In addition to what the others say: that kind of variable would tend to be used as the size parameter for reading data, such as fread() or fscanf(), both of which literally use the name sizeA in the documentation
In both cases, using [3 inf] as in the sizeA position of fread() or fscanf() would mean that you want to read the data into 3 rows and as many columns as there is available data.
Also (and this is important), the data that is read in is assigned "down" the rows fastest, so the first data item read in would go to (1,1), the second data item read in would go to (2,1), the third to (3,1), the fourth to (1,2), the fifth to (2,2), the sixth to (3,2) and so on. It would be common to be reading from a text file that contained three columns and an unknown number of rows, but you would specify [3 inf] as the size, and the data would be stored down rows instead of across columns. If you fscanf(fid, '%f %f %f', [3 inf]) then the second item of the first row does not get stored to the second column of the first row of the output variable: it gets stored as the second row of the first column of the output.
So, when you are reading a text file that has columns of numbers, the data is read following across rows, but stored down columns. You would typically follow the fscanf() by a transpose to get the data back in the original order
data = fscanf(fid, '%f %f %f', [3 inf]).' ;
and that transposed data would have the data stored in the same order it appears in the file.
This is a notable difference between computer languages, whether adjacent values stored in memory are adjacent rows in the same column, or adjacent columns in the same row. MATLAB uses "row major order", as does Fortran. C and C++ use "column major order", which is probably more common in computer languages these days.
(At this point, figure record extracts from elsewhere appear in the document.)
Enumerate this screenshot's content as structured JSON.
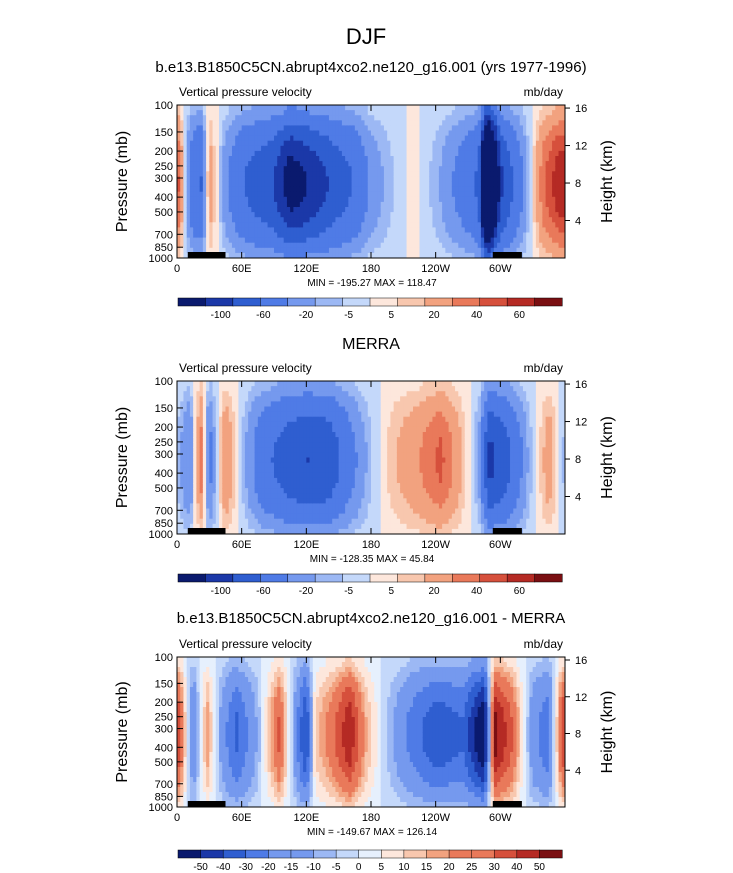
{
  "figure": {
    "title": "DJF"
  },
  "chart_data": [
    {
      "type": "heatmap",
      "title": "b.e13.B1850C5CN.abrupt4xco2.ne120_g16.001 (yrs 1977-1996)",
      "left_label": "Vertical pressure velocity",
      "right_label": "mb/day",
      "ylabel": "Pressure (mb)",
      "ylabel_right": "Height (km)",
      "pressure_ticks": [
        "100",
        "150",
        "200",
        "250",
        "300",
        "400",
        "500",
        "700",
        "850",
        "1000"
      ],
      "pressure_values": [
        100,
        150,
        200,
        250,
        300,
        400,
        500,
        700,
        850,
        1000
      ],
      "height_ticks": [
        "4",
        "8",
        "12",
        "16"
      ],
      "xticks": [
        "0",
        "60E",
        "120E",
        "180",
        "120W",
        "60W"
      ],
      "xtick_lon": [
        0,
        60,
        120,
        180,
        240,
        300
      ],
      "xlim": [
        0,
        360
      ],
      "ylim_mb": [
        1000,
        100
      ],
      "stats": "MIN = -195.27  MAX = 118.47",
      "colorbar_labels": [
        "-100",
        "-60",
        "-20",
        "-5",
        "5",
        "20",
        "40",
        "60"
      ],
      "colorbar_levels": [
        -100,
        -80,
        -60,
        -40,
        -20,
        -10,
        -5,
        0,
        5,
        10,
        20,
        30,
        40,
        50,
        60
      ],
      "bands": [
        {
          "lon": 0,
          "v": 35
        },
        {
          "lon": 12,
          "v": -25
        },
        {
          "lon": 22,
          "v": -40
        },
        {
          "lon": 30,
          "v": 15
        },
        {
          "lon": 45,
          "v": -15
        },
        {
          "lon": 60,
          "v": -35
        },
        {
          "lon": 90,
          "v": -55
        },
        {
          "lon": 105,
          "v": -85
        },
        {
          "lon": 118,
          "v": -75
        },
        {
          "lon": 135,
          "v": -60
        },
        {
          "lon": 150,
          "v": -45
        },
        {
          "lon": 165,
          "v": -35
        },
        {
          "lon": 180,
          "v": -15
        },
        {
          "lon": 200,
          "v": -5
        },
        {
          "lon": 220,
          "v": 3
        },
        {
          "lon": 245,
          "v": -10
        },
        {
          "lon": 265,
          "v": -25
        },
        {
          "lon": 280,
          "v": -40
        },
        {
          "lon": 288,
          "v": -190
        },
        {
          "lon": 300,
          "v": -60
        },
        {
          "lon": 320,
          "v": -20
        },
        {
          "lon": 340,
          "v": 25
        },
        {
          "lon": 355,
          "v": 45
        }
      ]
    },
    {
      "type": "heatmap",
      "title": "MERRA",
      "left_label": "Vertical pressure velocity",
      "right_label": "mb/day",
      "ylabel": "Pressure (mb)",
      "ylabel_right": "Height (km)",
      "pressure_ticks": [
        "100",
        "150",
        "200",
        "250",
        "300",
        "400",
        "500",
        "700",
        "850",
        "1000"
      ],
      "pressure_values": [
        100,
        150,
        200,
        250,
        300,
        400,
        500,
        700,
        850,
        1000
      ],
      "height_ticks": [
        "4",
        "8",
        "12",
        "16"
      ],
      "xticks": [
        "0",
        "60E",
        "120E",
        "180",
        "120W",
        "60W"
      ],
      "xtick_lon": [
        0,
        60,
        120,
        180,
        240,
        300
      ],
      "xlim": [
        0,
        360
      ],
      "ylim_mb": [
        1000,
        100
      ],
      "stats": "MIN = -128.35  MAX = 45.84",
      "colorbar_labels": [
        "-100",
        "-60",
        "-20",
        "-5",
        "5",
        "20",
        "40",
        "60"
      ],
      "colorbar_levels": [
        -100,
        -80,
        -60,
        -40,
        -20,
        -10,
        -5,
        0,
        5,
        10,
        20,
        30,
        40,
        50,
        60
      ],
      "bands": [
        {
          "lon": 0,
          "v": -5
        },
        {
          "lon": 12,
          "v": -20
        },
        {
          "lon": 22,
          "v": 25
        },
        {
          "lon": 30,
          "v": -25
        },
        {
          "lon": 45,
          "v": 20
        },
        {
          "lon": 60,
          "v": -5
        },
        {
          "lon": 80,
          "v": -30
        },
        {
          "lon": 100,
          "v": -45
        },
        {
          "lon": 120,
          "v": -55
        },
        {
          "lon": 140,
          "v": -50
        },
        {
          "lon": 160,
          "v": -25
        },
        {
          "lon": 180,
          "v": -5
        },
        {
          "lon": 200,
          "v": 8
        },
        {
          "lon": 225,
          "v": 18
        },
        {
          "lon": 245,
          "v": 30
        },
        {
          "lon": 262,
          "v": 12
        },
        {
          "lon": 280,
          "v": -10
        },
        {
          "lon": 290,
          "v": -60
        },
        {
          "lon": 305,
          "v": -45
        },
        {
          "lon": 325,
          "v": -10
        },
        {
          "lon": 345,
          "v": 15
        },
        {
          "lon": 358,
          "v": -5
        }
      ]
    },
    {
      "type": "heatmap",
      "title": "b.e13.B1850C5CN.abrupt4xco2.ne120_g16.001 - MERRA",
      "left_label": "Vertical pressure velocity",
      "right_label": "mb/day",
      "ylabel": "Pressure (mb)",
      "ylabel_right": "Height (km)",
      "pressure_ticks": [
        "100",
        "150",
        "200",
        "250",
        "300",
        "400",
        "500",
        "700",
        "850",
        "1000"
      ],
      "pressure_values": [
        100,
        150,
        200,
        250,
        300,
        400,
        500,
        700,
        850,
        1000
      ],
      "height_ticks": [
        "4",
        "8",
        "12",
        "16"
      ],
      "xticks": [
        "0",
        "60E",
        "120E",
        "180",
        "120W",
        "60W"
      ],
      "xtick_lon": [
        0,
        60,
        120,
        180,
        240,
        300
      ],
      "xlim": [
        0,
        360
      ],
      "ylim_mb": [
        1000,
        100
      ],
      "stats": "MIN = -149.67  MAX = 126.14",
      "colorbar_labels": [
        "-50",
        "-40",
        "-30",
        "-20",
        "-15",
        "-10",
        "-5",
        "0",
        "5",
        "10",
        "15",
        "20",
        "25",
        "30",
        "40",
        "50"
      ],
      "colorbar_levels": [
        -60,
        -50,
        -40,
        -30,
        -20,
        -15,
        -10,
        -5,
        0,
        5,
        10,
        15,
        20,
        25,
        30,
        40,
        50,
        60
      ],
      "bands": [
        {
          "lon": 0,
          "v": 40
        },
        {
          "lon": 15,
          "v": -20
        },
        {
          "lon": 28,
          "v": 18
        },
        {
          "lon": 40,
          "v": -10
        },
        {
          "lon": 55,
          "v": -30
        },
        {
          "lon": 75,
          "v": -8
        },
        {
          "lon": 95,
          "v": 30
        },
        {
          "lon": 110,
          "v": -15
        },
        {
          "lon": 120,
          "v": -40
        },
        {
          "lon": 128,
          "v": 10
        },
        {
          "lon": 145,
          "v": 25
        },
        {
          "lon": 160,
          "v": 45
        },
        {
          "lon": 175,
          "v": 15
        },
        {
          "lon": 195,
          "v": -5
        },
        {
          "lon": 215,
          "v": -20
        },
        {
          "lon": 240,
          "v": -35
        },
        {
          "lon": 265,
          "v": -28
        },
        {
          "lon": 285,
          "v": -60
        },
        {
          "lon": 295,
          "v": 50
        },
        {
          "lon": 310,
          "v": 30
        },
        {
          "lon": 330,
          "v": -15
        },
        {
          "lon": 345,
          "v": -25
        },
        {
          "lon": 358,
          "v": 35
        }
      ]
    }
  ],
  "palette": [
    "#0a1a6e",
    "#1b38a8",
    "#2f5ed0",
    "#4f7be6",
    "#7599ee",
    "#9cb8f4",
    "#c4d8fa",
    "#e6f0fd",
    "#fde7dc",
    "#f8c7ae",
    "#f2a27f",
    "#e9795a",
    "#d6503c",
    "#b52a24",
    "#7a0f12"
  ],
  "land_color": "#000000"
}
"row major" compared to "column major" order is not right or wrong for a computer language to use, just a difference. There are two opposing ways that "Western Civilization" humans deal with data, and we tend to mentally flip between them without noticing and then get confused when we have to deal with the consequences either way.
- Column major order (like C), adjacent elements are adjacent columns. This corresponds to the convention for graphing, where the first coordinate of an (x,y) pair is the horizontal distance and the second coordinate is the vertical distance. Variable(3,5) corresponding to Variable indexed at x = 3 and y = 5 is a natural match for this arrangement
- Row major order (like MATLAB and Fortran), adjacent elements are adjacent columns. This corresponds to the convention for tables of data such as the old log tables like those shown at http://www.sliderules.info/a-to-z/log-4f.gif where you go to a particular row as the less refined coordinate, and then go across the columns for the more detailed answer. You do not say "Go to column 5, line 7", you say "Go to line 7, column 5"
These two conventions are incompatible, so no matter which one the computer language chooses, it will feel "unnatural" when dealing with data that follows the other convention.